Me sentí impresionado. Yo sabía que no era la persona adecuada para llevar a cabo la tarea que él me encomendaba. Había intentado decírselo, pero no hacía más que desdeñar mis objeciones como si fueran una cuestión de falsa modestia. Noté la boca y la garganta secas.

—He dicho que te ayudaría, pero esperas demasiado de mí. Tienes gente más capacitada a tu servicio.

—Hombres más fuertes —me corrigió «Papa»—. Los dos criados que viste anoche son más fuertes que tú, pero carecen de inteligencia. Hassan el chiíta posee cierta astucia, sin embargo, no es un hombre peligroso. He tenido en cuenta a cada uno de mis amigos, mi querido hijo, y he llegado a la siguiente conclusión: ninguno de ellos reúne la combinación esencial de cualidades que busco. Lo más importante es que confío en ti. No puedo decir lo mismo de muchos de mis asociados, es triste admitirlo. Confío en ti porque no te preocupa ascender ante mi consideración. No tratas de congraciarte conmigo para tus propios fines. No eres un comerciante parásito, de los cuales no obtengo más que mi parte. El importante trabajo que debemos hacer requiere a alguien de quien yo no tenga ninguna duda, ésa es una de la razones por las que nuestra cita de anoche resultó tan difícil para ti. Fue una prueba de tu valor interno. Desde el principio yo sabía que eras el hombre que buscaba.

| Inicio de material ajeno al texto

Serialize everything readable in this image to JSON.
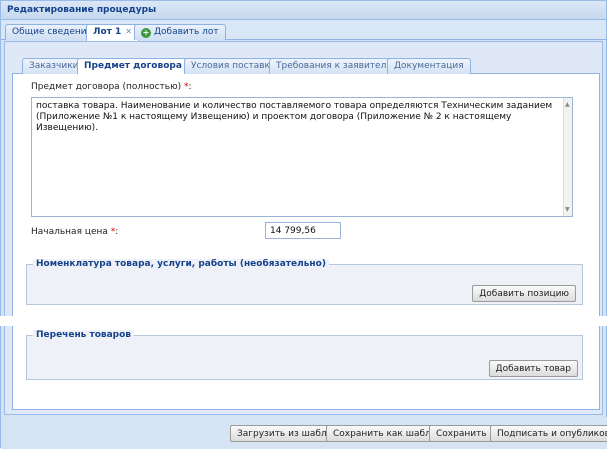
{
  "window": {
    "title": "Редактирование процедуры"
  },
  "top_tabs": [
    {
      "label": "Общие сведения"
    },
    {
      "label": "Лот 1"
    },
    {
      "label": "Добавить лот"
    }
  ],
  "sub_tabs": [
    {
      "label": "Заказчики"
    },
    {
      "label": "Предмет договора"
    },
    {
      "label": "Условия поставки"
    },
    {
      "label": "Требования к заявителям"
    },
    {
      "label": "Документация"
    }
  ],
  "form": {
    "subject_label": "Предмет договора (полностью)",
    "required_mark": "*",
    "colon": ":",
    "subject_value": "поставка товара. Наименование и количество поставляемого товара определяются Техническим заданием (Приложение №1 к настоящему Извещению) и проектом договора (Приложение № 2 к настоящему Извещению).",
    "price_label": "Начальная цена",
    "price_value": "14 799,56"
  },
  "nomenclature": {
    "legend": "Номенклатура товара, услуги, работы (необязательно)",
    "add_button": "Добавить позицию"
  },
  "goods_list": {
    "legend": "Перечень товаров",
    "add_button": "Добавить товар"
  },
  "footer": {
    "load_template": "Загрузить из шаблона",
    "save_as_template": "Сохранить как шаблон",
    "save": "Сохранить",
    "sign_publish": "Подписать и опубликовать"
  }
}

—Me honras, oh, caíd, pero me temo que no comparto tu seguridad.

Levantó la mano derecha, visiblemente temblorosa.

—No he acabado de hablar, hijo mío. Existen más razones por las que debes hacer lo que te pido, razones que te benefician a ti, no a mí. Anoche intentaste hablarme de tu amiga Nikki, y no te lo permití. De nuevo te pido perdón. Me pareció muy correcto que te preocupases por su seguridad. Estoy seguro de que su desaparición fue obra de uno de estos asesinos. Quizá ya esté muerta, Alá no lo quiera. No puedo asegurarlo. Pero si existe alguna esperanza de encontrarla con vida, está en tus manos. Con mis recursos, juntos, encontraremos a los asesinos. Juntos, podemos tratarles como la Sabia Mención de Dios ordena. Si podemos, evitaremos la muerte de Nikki… y quién sabe cuántas otras más. ¿No son respetables estos fines? ¿Todavía lo dudas?